The proportions in each node are the conditional proportions of each level of the response variable in the node. We have encountered some of these proportions in our exploration of Applets 1, 2 and 3 above.
Note that these proportions are sometimes interpreted as a probability of each possible classification decision. So for instance, in the lower left node, the proportion 0.67 indicates that in this node (younger than 31 and seen 1 or more movie) 67% of the participants prefer the Prequel Trilogy and furthermore, it can be interpreted as saying that there is a 67% probability a person in this node will prefer the Prequel trilogy. This was the same proportion / percentage that we discovered when interacting with Applet 3 above and finding the second split in "Movies Seen".

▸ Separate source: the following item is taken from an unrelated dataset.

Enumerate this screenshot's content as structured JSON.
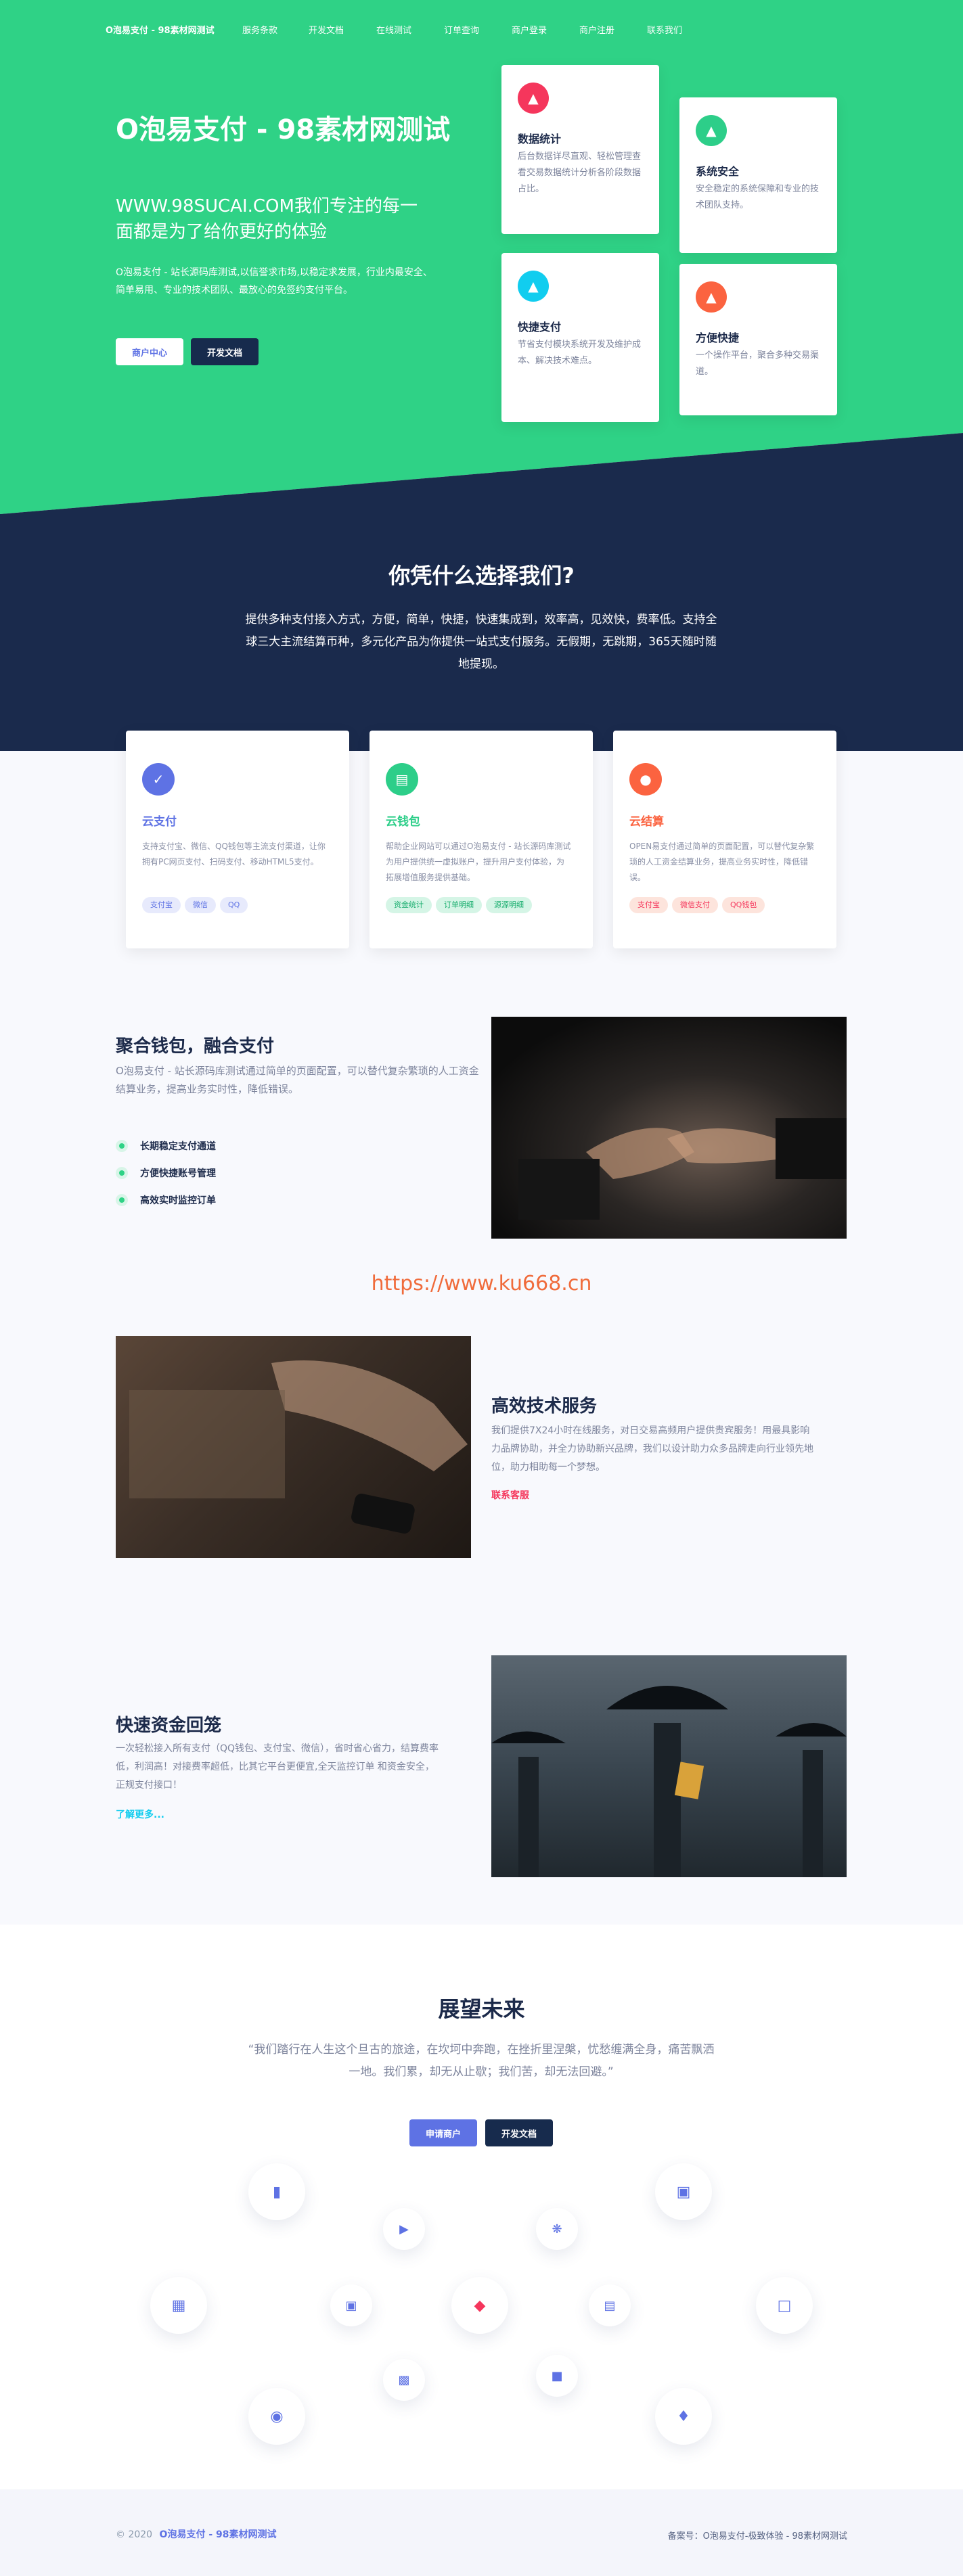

The percentages in the bottom of each node represent the percent of the entire data set each node represents. So, for instance, the 21% in the lower left node indicates that 21% of respondents are younger than 31 and have seen 1 or more Star Wars movie. Note that the percentages across the bottom of the decision tree sum to 100% since all of the data eventually makes its way into some decision / partition.
Discussion questions:
1. Why do you think the model did not need any additional information about the number of movies seen for the lower right node?
2. Can you explain the decision represented by the middle leaf in plain English?
3. Can you explain in plain English what the meaning of 0.80 is in the middle leaf?